Tatsache ist aber auch: Die Kernenergie verliert an Bedeutung, global gesehen fliessen Investitionen vermehrt in andere Energiequellen. 2022 sank ihr Anteil an der weltweiten Stromerzeugung auf 9,2 Prozent, wie der World Nuclear Industry Status Report 2023 festhält. Auf dem Höchststand 1996 waren es 17,5 Prozent.
Atomgegner sagen, der medial oft vermittelte Eindruck einer boomenden Atomindustrie täusche. Zwischen 2003 und 2022 wurden gemäss dem Report 105 Anlagen abgestellt, 99 gingen neu ans Netz, 49 davon in China. Ohne China, das mit grosser Staatshilfe die Kernkraft in den letzten 20 Jahren als einziges Land massiv ausgebaut hat, wäre das Minus also markant grösser.

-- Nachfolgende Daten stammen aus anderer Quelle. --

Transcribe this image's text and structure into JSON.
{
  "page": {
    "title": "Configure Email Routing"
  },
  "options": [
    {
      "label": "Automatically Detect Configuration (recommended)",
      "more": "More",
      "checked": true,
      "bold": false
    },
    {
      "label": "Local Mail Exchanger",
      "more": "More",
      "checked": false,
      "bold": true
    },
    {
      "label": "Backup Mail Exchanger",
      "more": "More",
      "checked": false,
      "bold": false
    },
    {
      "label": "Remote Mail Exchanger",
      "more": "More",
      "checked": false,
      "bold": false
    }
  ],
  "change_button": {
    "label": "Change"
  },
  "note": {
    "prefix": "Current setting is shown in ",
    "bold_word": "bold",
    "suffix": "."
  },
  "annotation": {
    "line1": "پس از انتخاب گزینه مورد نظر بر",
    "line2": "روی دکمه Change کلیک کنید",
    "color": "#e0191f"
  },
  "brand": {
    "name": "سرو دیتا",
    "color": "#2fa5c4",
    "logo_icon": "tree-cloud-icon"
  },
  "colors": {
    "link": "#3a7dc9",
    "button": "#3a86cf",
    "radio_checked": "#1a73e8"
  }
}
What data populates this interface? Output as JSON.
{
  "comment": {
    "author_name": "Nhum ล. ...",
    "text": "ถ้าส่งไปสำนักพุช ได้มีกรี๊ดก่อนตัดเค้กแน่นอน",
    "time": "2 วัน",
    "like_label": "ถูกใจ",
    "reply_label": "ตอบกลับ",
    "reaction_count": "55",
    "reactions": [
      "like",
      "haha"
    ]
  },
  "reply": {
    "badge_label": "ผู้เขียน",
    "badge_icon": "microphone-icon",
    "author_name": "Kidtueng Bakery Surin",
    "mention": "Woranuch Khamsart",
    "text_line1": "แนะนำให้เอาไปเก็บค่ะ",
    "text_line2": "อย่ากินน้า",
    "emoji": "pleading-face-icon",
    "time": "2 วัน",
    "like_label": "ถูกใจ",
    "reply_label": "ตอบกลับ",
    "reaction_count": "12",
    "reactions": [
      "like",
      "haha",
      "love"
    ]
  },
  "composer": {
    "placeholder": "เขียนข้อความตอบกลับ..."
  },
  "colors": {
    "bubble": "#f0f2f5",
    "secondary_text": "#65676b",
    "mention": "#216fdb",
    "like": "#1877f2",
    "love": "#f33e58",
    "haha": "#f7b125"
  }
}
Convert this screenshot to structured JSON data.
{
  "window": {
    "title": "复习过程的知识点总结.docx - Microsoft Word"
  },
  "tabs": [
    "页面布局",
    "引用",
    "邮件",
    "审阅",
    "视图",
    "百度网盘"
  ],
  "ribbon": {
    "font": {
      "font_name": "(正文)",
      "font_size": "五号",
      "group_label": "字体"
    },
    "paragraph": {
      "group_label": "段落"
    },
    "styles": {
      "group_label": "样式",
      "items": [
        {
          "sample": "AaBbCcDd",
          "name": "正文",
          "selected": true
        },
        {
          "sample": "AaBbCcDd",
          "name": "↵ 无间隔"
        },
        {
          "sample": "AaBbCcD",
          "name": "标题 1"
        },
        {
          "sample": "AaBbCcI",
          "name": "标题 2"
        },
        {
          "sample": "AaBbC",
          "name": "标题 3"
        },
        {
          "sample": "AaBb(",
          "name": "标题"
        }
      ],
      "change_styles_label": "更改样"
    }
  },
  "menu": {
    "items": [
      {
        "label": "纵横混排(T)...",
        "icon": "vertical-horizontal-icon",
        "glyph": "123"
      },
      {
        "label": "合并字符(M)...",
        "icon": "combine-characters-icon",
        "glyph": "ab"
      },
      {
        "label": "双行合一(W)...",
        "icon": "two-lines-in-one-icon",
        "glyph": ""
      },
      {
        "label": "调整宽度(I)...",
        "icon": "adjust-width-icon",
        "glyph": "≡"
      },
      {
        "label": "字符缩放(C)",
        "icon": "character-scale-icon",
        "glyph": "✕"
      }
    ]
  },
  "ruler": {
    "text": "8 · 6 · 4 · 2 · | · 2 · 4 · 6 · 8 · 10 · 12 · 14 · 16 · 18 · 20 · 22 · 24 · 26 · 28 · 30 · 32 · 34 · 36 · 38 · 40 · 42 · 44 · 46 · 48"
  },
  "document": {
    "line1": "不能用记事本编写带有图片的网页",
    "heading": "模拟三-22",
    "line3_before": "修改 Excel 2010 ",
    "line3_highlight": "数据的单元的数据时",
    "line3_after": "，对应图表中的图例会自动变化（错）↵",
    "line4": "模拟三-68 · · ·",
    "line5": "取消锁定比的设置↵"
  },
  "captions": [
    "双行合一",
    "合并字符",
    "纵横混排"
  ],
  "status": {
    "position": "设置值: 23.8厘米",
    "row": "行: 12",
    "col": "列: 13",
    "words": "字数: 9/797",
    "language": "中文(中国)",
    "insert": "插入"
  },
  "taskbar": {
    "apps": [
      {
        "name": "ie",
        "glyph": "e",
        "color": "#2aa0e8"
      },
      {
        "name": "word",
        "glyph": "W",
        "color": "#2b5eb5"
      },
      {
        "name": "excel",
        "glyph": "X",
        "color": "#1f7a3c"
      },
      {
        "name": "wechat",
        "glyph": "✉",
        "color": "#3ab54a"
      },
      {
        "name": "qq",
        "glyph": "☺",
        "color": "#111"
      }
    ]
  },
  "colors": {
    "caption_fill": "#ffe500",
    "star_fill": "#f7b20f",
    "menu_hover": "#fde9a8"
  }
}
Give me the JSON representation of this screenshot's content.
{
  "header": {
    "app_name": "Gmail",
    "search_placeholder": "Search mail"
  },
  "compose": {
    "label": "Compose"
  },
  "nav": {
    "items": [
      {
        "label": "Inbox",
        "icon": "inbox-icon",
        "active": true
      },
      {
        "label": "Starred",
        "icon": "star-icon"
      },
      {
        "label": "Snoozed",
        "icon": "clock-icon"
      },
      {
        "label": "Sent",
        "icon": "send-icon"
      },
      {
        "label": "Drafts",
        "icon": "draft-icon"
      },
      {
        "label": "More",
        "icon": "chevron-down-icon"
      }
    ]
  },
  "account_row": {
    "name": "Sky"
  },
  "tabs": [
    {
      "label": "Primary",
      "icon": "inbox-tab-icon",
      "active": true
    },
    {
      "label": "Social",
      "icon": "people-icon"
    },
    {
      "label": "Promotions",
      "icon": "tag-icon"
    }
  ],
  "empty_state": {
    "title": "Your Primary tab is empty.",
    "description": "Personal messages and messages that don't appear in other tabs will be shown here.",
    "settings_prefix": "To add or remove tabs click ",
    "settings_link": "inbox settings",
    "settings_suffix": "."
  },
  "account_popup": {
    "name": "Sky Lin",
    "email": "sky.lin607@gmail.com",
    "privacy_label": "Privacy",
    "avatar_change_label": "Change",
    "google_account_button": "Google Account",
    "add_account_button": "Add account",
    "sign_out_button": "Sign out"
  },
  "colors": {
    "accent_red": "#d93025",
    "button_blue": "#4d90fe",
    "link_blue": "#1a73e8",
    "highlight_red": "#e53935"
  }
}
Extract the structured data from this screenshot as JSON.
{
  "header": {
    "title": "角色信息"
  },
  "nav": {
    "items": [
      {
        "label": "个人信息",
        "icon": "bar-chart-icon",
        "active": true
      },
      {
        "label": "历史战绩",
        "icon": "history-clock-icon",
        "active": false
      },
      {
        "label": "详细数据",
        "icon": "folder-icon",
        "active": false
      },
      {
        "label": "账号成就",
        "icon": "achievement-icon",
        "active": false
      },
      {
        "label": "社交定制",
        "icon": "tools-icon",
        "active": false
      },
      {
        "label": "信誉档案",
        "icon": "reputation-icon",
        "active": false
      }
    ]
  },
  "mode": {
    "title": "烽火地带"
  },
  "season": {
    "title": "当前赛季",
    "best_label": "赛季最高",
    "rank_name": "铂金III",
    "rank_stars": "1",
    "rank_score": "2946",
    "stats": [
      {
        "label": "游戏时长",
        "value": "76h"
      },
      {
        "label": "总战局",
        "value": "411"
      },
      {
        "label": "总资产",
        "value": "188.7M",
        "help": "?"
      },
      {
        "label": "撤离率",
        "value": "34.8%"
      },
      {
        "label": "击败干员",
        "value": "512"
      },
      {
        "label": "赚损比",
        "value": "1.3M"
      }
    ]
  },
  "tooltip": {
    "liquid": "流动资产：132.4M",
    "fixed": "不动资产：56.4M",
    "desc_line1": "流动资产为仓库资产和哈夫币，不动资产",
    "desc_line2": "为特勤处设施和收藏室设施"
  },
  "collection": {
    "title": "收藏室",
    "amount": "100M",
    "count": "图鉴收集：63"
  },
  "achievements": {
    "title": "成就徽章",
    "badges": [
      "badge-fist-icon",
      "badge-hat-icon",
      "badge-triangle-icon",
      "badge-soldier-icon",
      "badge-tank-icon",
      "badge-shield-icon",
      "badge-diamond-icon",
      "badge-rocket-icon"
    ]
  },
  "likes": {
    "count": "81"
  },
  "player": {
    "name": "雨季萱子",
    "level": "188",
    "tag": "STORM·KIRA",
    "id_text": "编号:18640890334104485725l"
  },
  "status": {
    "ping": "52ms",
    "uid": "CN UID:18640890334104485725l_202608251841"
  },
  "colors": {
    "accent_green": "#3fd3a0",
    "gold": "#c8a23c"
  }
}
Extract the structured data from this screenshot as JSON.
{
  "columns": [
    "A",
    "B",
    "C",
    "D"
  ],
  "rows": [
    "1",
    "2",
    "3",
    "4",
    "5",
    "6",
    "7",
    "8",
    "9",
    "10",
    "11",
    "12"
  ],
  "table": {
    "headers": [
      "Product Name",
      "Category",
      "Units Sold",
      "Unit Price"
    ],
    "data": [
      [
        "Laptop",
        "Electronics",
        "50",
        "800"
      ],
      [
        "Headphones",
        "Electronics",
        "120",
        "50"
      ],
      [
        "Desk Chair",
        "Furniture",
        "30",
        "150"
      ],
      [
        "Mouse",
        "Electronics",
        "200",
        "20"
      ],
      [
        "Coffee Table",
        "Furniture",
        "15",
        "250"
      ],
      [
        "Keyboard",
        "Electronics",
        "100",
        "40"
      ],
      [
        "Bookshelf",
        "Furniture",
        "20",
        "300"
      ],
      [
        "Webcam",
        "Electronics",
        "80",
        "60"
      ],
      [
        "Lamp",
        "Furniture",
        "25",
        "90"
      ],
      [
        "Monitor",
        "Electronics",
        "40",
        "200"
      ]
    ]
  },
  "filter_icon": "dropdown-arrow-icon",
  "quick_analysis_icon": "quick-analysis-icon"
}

Anderswo kämpfen Neubauprojekte mit den bekannten Problemen: Kostenüberschreitungen, Terminverzögerungen, Widerstand aus der Bevölkerung. «Es gibt in Europa lediglich einen Trend zu Absichtserklärungen», sagt Stephanie Eger, Leiterin Fachbereich Atomenergie bei der atomkritischen Schweizerischen Energie-Stiftung. Ob, wann und wie viele neue AKW tatsächlich gebaut würden und zu welchem Preis, sei Spekulation. «Offenbar versucht Korea aber jetzt, den europäischen Markt zu erschliessen.»
Grundsätzlich haben laut Eger in den letzten Jahrzehnten nur französische Energieunternehmen in Westeuropa gebaut, in Osteuropa seien es russische gewesen. Ein koreanisches Kernkraftwerk in Europa – das wäre laut Eger eine Premiere.